Protocol Expertise: Deep understanding of NFS over RDMA, SMB, and NVMe-oF, and how they are implemented within VAST and Pure architectures.
Linux Systems Mastery: Strong command of the Linux CLI, specifically for mounting, tuning, and troubleshooting high-performance file systems.
Network Awareness: Understanding of how storage interacts with InfiniBand and RoCE fabrics to ensure low-latency data delivery to GPU nodes.
Scripting Skills: Proficiency in Python, Bash, or similar for automating volume creation, quota management, and reporting via storage APIs.
Operational Discipline: A meticulous approach to capacity planning and documentation, ensuring the environment remains stable as we add petabytes of scale.
Bonus Points
Experience with Pure1 or VAST VMS/Insight for predictive analytics and capacity forecasting.
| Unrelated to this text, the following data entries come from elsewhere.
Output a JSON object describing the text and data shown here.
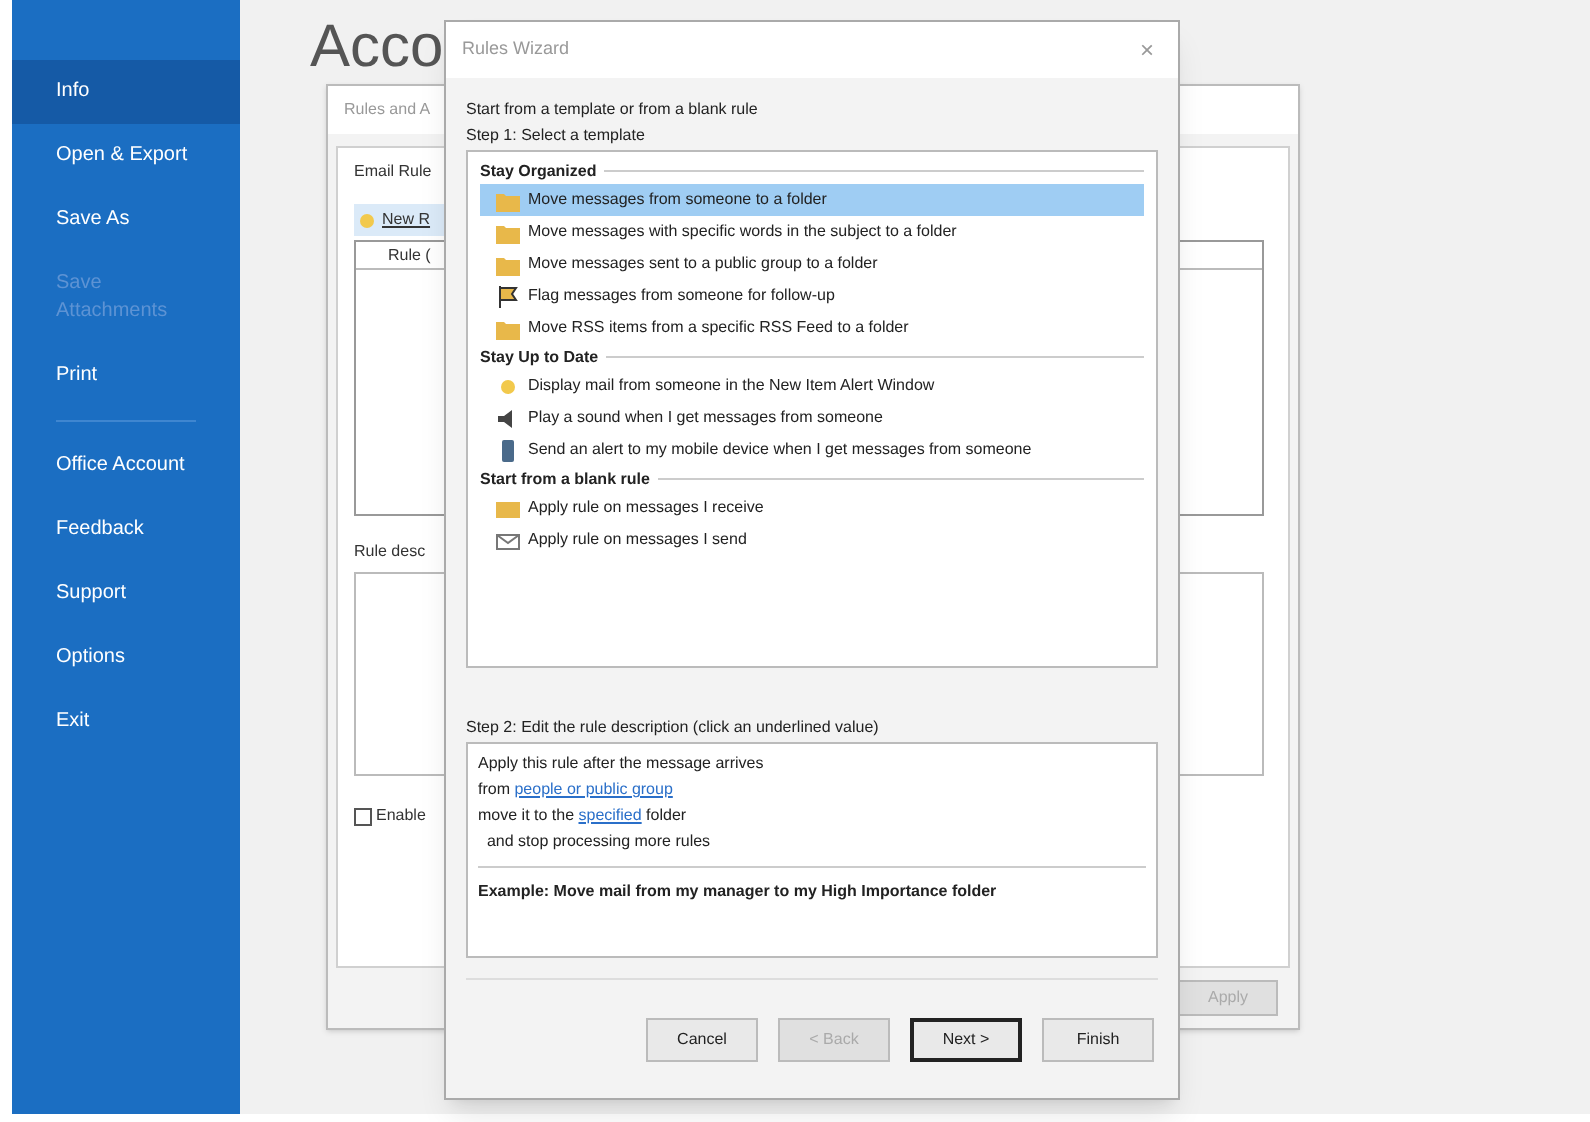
{
  "sidebar": {
    "items": [
      {
        "label": "Info",
        "selected": true,
        "disabled": false,
        "divider_after": false
      },
      {
        "label": "Open & Export",
        "selected": false,
        "disabled": false,
        "divider_after": false
      },
      {
        "label": "Save As",
        "selected": false,
        "disabled": false,
        "divider_after": false
      },
      {
        "label": "Save Attachments",
        "selected": false,
        "disabled": true,
        "divider_after": false
      },
      {
        "label": "Print",
        "selected": false,
        "disabled": false,
        "divider_after": true
      },
      {
        "label": "Office Account",
        "selected": false,
        "disabled": false,
        "divider_after": false
      },
      {
        "label": "Feedback",
        "selected": false,
        "disabled": false,
        "divider_after": false
      },
      {
        "label": "Support",
        "selected": false,
        "disabled": false,
        "divider_after": false
      },
      {
        "label": "Options",
        "selected": false,
        "disabled": false,
        "divider_after": false
      },
      {
        "label": "Exit",
        "selected": false,
        "disabled": false,
        "divider_after": false
      }
    ]
  },
  "page": {
    "heading": "Acco"
  },
  "rules_dialog": {
    "title": "Rules and A",
    "tab": "Email Rule",
    "new_button": "New R",
    "column": "Rule (",
    "description_label": "Rule desc",
    "enable": {
      "label": "Enable",
      "checked": false
    },
    "apply": {
      "label": "Apply",
      "disabled": true
    }
  },
  "wizard": {
    "title": "Rules Wizard",
    "close": "×",
    "intro": "Start from a template or from a blank rule",
    "step1": "Step 1: Select a template",
    "groups": [
      {
        "title": "Stay Organized",
        "items": [
          {
            "label": "Move messages from someone to a folder",
            "kind": "folder",
            "selected": true
          },
          {
            "label": "Move messages with specific words in the subject to a folder",
            "kind": "folder",
            "selected": false
          },
          {
            "label": "Move messages sent to a public group to a folder",
            "kind": "folder",
            "selected": false
          },
          {
            "label": "Flag messages from someone for follow-up",
            "kind": "flag",
            "selected": false
          },
          {
            "label": "Move RSS items from a specific RSS Feed to a folder",
            "kind": "folder",
            "selected": false
          }
        ]
      },
      {
        "title": "Stay Up to Date",
        "items": [
          {
            "label": "Display mail from someone in the New Item Alert Window",
            "kind": "alert",
            "selected": false
          },
          {
            "label": "Play a sound when I get messages from someone",
            "kind": "sound",
            "selected": false
          },
          {
            "label": "Send an alert to my mobile device when I get messages from someone",
            "kind": "phone",
            "selected": false
          }
        ]
      },
      {
        "title": "Start from a blank rule",
        "items": [
          {
            "label": "Apply rule on messages I receive",
            "kind": "receive",
            "selected": false
          },
          {
            "label": "Apply rule on messages I send",
            "kind": "send",
            "selected": false
          }
        ]
      }
    ],
    "step2": "Step 2: Edit the rule description (click an underlined value)",
    "description": [
      [
        {
          "text": "Apply this rule after the message arrives",
          "link": false
        }
      ],
      [
        {
          "text": "from ",
          "link": false
        },
        {
          "text": "people or public group",
          "link": true
        }
      ],
      [
        {
          "text": "move it to the ",
          "link": false
        },
        {
          "text": "specified",
          "link": true
        },
        {
          "text": " folder",
          "link": false
        }
      ],
      [
        {
          "text": "  and stop processing more rules",
          "link": false
        }
      ]
    ],
    "example": "Example: Move mail from my manager to my High Importance folder",
    "buttons": [
      {
        "label": "Cancel",
        "disabled": false,
        "default": false
      },
      {
        "label": "< Back",
        "disabled": true,
        "default": false
      },
      {
        "label": "Next >",
        "disabled": false,
        "default": true
      },
      {
        "label": "Finish",
        "disabled": false,
        "default": false
      }
    ]
  }
}
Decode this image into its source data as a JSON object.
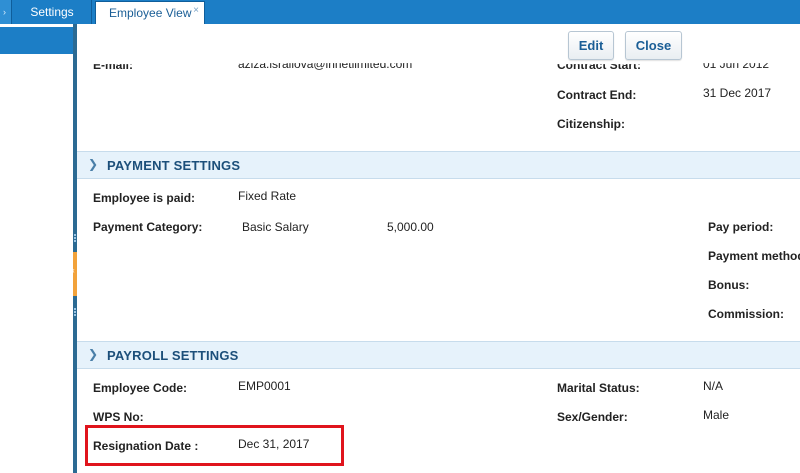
{
  "tabs": {
    "settings_label": "Settings",
    "active_label": "Employee View",
    "close_glyph": "×"
  },
  "toolbar": {
    "edit_label": "Edit",
    "close_label": "Close"
  },
  "top_section": {
    "email_label": "E-mail:",
    "email_value": "aziza.israilova@innetlimited.com",
    "contract_start_label": "Contract Start:",
    "contract_start_value": "01 Jun 2012",
    "contract_end_label": "Contract End:",
    "contract_end_value": "31 Dec 2017",
    "citizenship_label": "Citizenship:"
  },
  "payment_settings": {
    "title": "PAYMENT SETTINGS",
    "employee_is_paid_label": "Employee is paid:",
    "employee_is_paid_value": "Fixed Rate",
    "payment_category_label": "Payment Category:",
    "payment_category_value": "Basic Salary",
    "payment_amount": "5,000.00",
    "pay_period_label": "Pay period:",
    "payment_method_label": "Payment method",
    "bonus_label": "Bonus:",
    "commission_label": "Commission:"
  },
  "payroll_settings": {
    "title": "PAYROLL SETTINGS",
    "employee_code_label": "Employee Code:",
    "employee_code_value": "EMP0001",
    "wps_no_label": "WPS No:",
    "resignation_date_label": "Resignation Date :",
    "resignation_date_value": "Dec 31, 2017",
    "marital_status_label": "Marital Status:",
    "marital_status_value": "N/A",
    "sex_gender_label": "Sex/Gender:",
    "sex_gender_value": "Male"
  },
  "colors": {
    "tab_bar": "#1c7ec6",
    "section_header_bg": "#e6f2fb",
    "section_title": "#1c4f7a",
    "highlight": "#e0141c"
  }
}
Familiarity with Slurm or Kubernetes (CSI) integration with high-performance storage.
Prior experience in a "Large Scale" environment (multi-petabyte footprints).
Benefits:
Competitive compensation and equity packages
Restricted Stock Units
Paid time off, paid holidays & leave of absence programs
Comprehensive health, dental & vision insurance
Employer contributions to HSA account
Paid parental leave
Paid life insurance, short-term and long-term disability
Professional development & tuition reimbursement
Mental health & wellness support
Commuter benefits (parking & transit)
Cell phone stipend
401(k) Retirement plan with company match up to 4% of salary
Volunteer time off
Global travel insurance & emergency assistance
Daily meals allowance
Additional perks & programs specific to location
Compensation Range
Compensation will be paid in the range of up to $148,500 - $161,000 + Bonus. Restricted Stock Units are included in all offers. Compensation to be determined by the applicants knowledge, education, and abilities, as well as internal equity and alignment with market data.
Crusoe is an Equal Opportunity Employer. Employment decisions are made without regard to race, color, religion, disability, genetic information, pregnancy, citizenship, marital status, sex/gender, sexual preference/ orientation, gender identity, age, veteran status, national origin, or any other status protected by law or regulation.